Edwin Beard Budding (25 August 1796 – 25 September 1846), an engineer born in Eastington, Stroud, Gloucestershire, was the English inventor of the lawnmower (1830) and adjustable spanner (1842).

==Lawnmower==
Budding had the idea of the lawnmower after seeing a machine in a local cloth mill that used a cutting cylinder (or bladed reel) mounted on a bench to trim the irregular nap from the surface of woolen cloth and give a smooth finish.
Budding realized that a similar device could be used to cut grass if the mechanism was mounted in a wheeled frame to make the blades rotate close to the lawn's surface.

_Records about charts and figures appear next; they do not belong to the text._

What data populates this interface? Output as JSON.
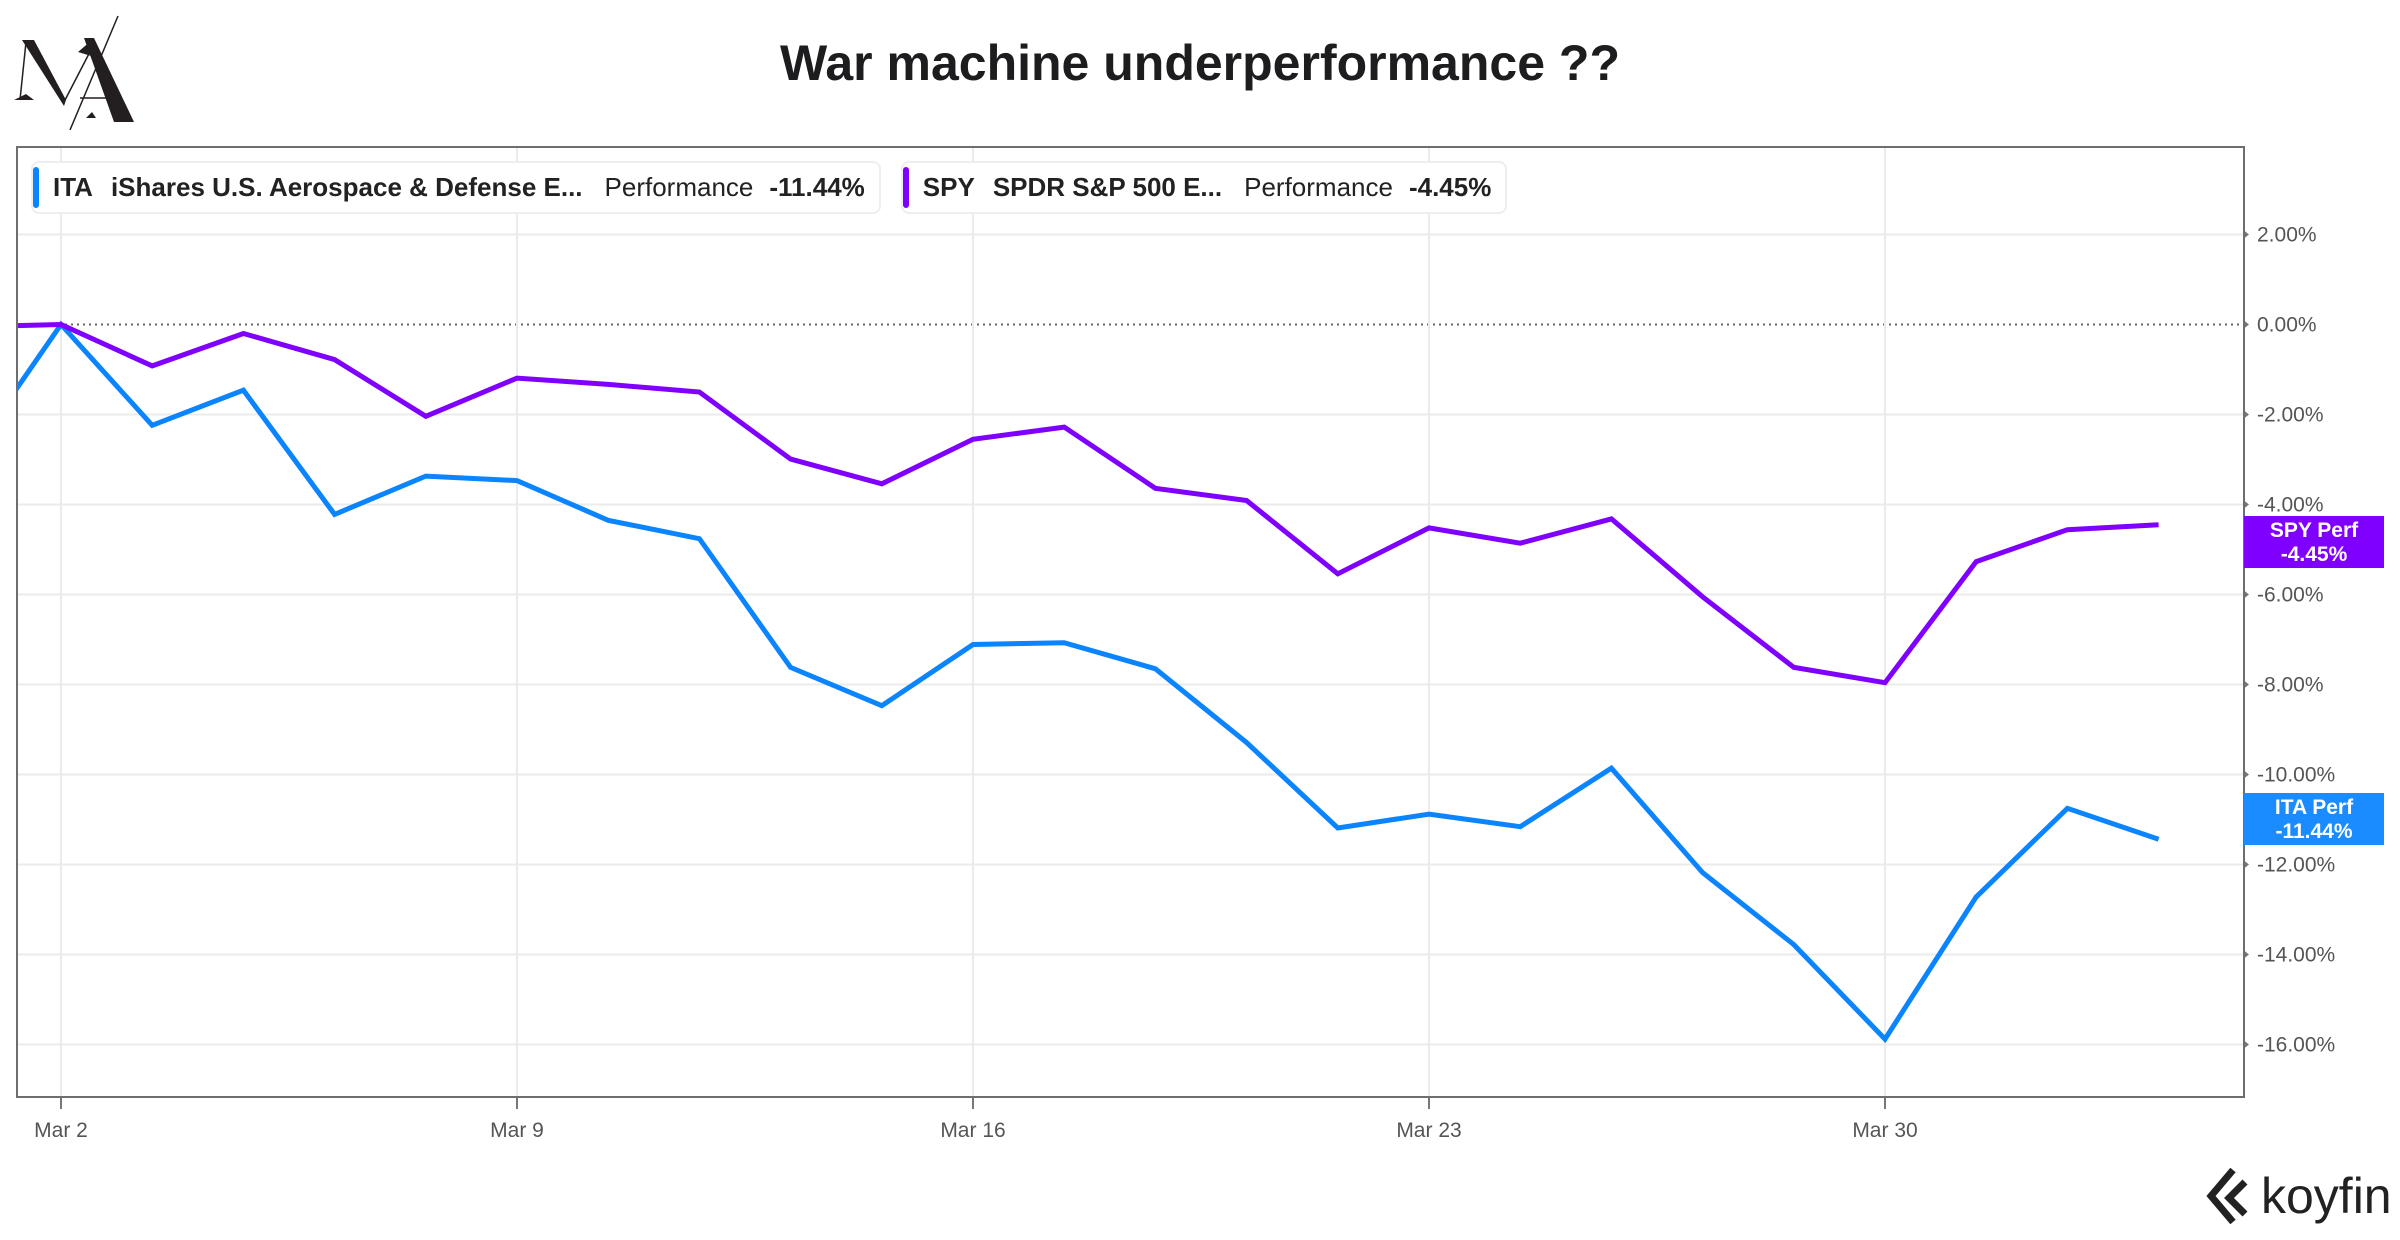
{
  "logo": {
    "text": "MA"
  },
  "chart_data": {
    "type": "line",
    "title": "War machine underperformance ??",
    "x": [
      "Feb 27",
      "Mar 2",
      "Mar 3",
      "Mar 4",
      "Mar 5",
      "Mar 6",
      "Mar 9",
      "Mar 10",
      "Mar 11",
      "Mar 12",
      "Mar 13",
      "Mar 16",
      "Mar 17",
      "Mar 18",
      "Mar 19",
      "Mar 20",
      "Mar 23",
      "Mar 24",
      "Mar 25",
      "Mar 26",
      "Mar 27",
      "Mar 30",
      "Mar 31",
      "Apr 1",
      "Apr 2"
    ],
    "x_tick_labels": [
      "Mar 2",
      "Mar 9",
      "Mar 16",
      "Mar 23",
      "Mar 30"
    ],
    "y_tick_values": [
      2,
      0,
      -2,
      -4,
      -6,
      -8,
      -10,
      -12,
      -14,
      -16
    ],
    "y_tick_labels": [
      "2.00%",
      "0.00%",
      "-2.00%",
      "-4.00%",
      "-6.00%",
      "-8.00%",
      "-10.00%",
      "-12.00%",
      "-14.00%",
      "-16.00%"
    ],
    "ylim": [
      -17.2,
      4
    ],
    "y_unit": "%",
    "y_axis_side": "right",
    "zero_line": "dotted",
    "grid": true,
    "legend_placement": "top-left",
    "series": [
      {
        "symbol": "ITA",
        "name": "iShares U.S. Aerospace & Defense E...",
        "metric_label": "Performance",
        "last_value": "-11.44%",
        "badge_label": "ITA Perf",
        "badge_value": "-11.44%",
        "color": "#0a84ff",
        "values": [
          -2.93,
          0,
          -2.24,
          -1.46,
          -4.22,
          -3.37,
          -3.47,
          -4.35,
          -4.76,
          -7.62,
          -8.47,
          -7.11,
          -7.07,
          -7.65,
          -9.29,
          -11.19,
          -10.88,
          -11.16,
          -9.86,
          -12.18,
          -13.78,
          -15.88,
          -12.72,
          -10.75,
          -11.44
        ]
      },
      {
        "symbol": "SPY",
        "name": "SPDR S&P 500 E...",
        "metric_label": "Performance",
        "last_value": "-4.45%",
        "badge_label": "SPY Perf",
        "badge_value": "-4.45%",
        "color": "#8000ff",
        "values": [
          -0.05,
          0,
          -0.92,
          -0.2,
          -0.78,
          -2.04,
          -1.19,
          -1.33,
          -1.5,
          -2.99,
          -3.54,
          -2.55,
          -2.28,
          -3.64,
          -3.91,
          -5.54,
          -4.52,
          -4.86,
          -4.32,
          -6.05,
          -7.62,
          -7.96,
          -5.27,
          -4.56,
          -4.45
        ]
      }
    ]
  },
  "watermark": {
    "text": "koyfin"
  }
}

His mower was designed primarily to cut the lawn on sports grounds and extensive gardens, as a superior alternative to the scythe, and was granted a British patent on 31 August 1830. It took ten more years and further innovations to create a machine that could be worked by animals, and sixty years before a steam-powered lawn mower was built.

The first machine produced was 19 inches in width with a frame made of wrought iron. The mower was pushed from behind with motive power coming from the rear land roller which drove gears to transfer the drive to the knives on the cutting cylinder; the ratio was 16:1. There was another roller placed in between the cutting cylinder and the land roller which was adjustable to alter the height of cut. On cutting, the grass clippings were hurled forward into a tray-like box. It was soon realized, however, that an extra handle was needed in front of the machine which could be used to help pull it along. Two of the earliest Budding machines sold went to Regent's Park Zoological Gardens in London and the Oxford Colleges.

In an agreement between John Ferrabee and Edwin Budding, dated 18 May 1830, Ferrabee paid the costs of development, obtained letters of patent and acquired rights to manufacture, sell and license other manufacturers in the production of lawn mowers. Together they made mowers in a factory at Thrupp near Stroud.

Examples of the early Budding type mowers can be seen in Stroud Museum, the London Science Museum and at Milton Keynes Museum.

==Adjustable spanner==

Budding is also credited with the invention of the screw adjustable spanner (adjustable crescent wrench) in 1842.

==Firearms==
Budding's engineering and manufacturing skills also extended to the production of a five-shot percussion revolver having brass manually-rotated barrels in about 1830.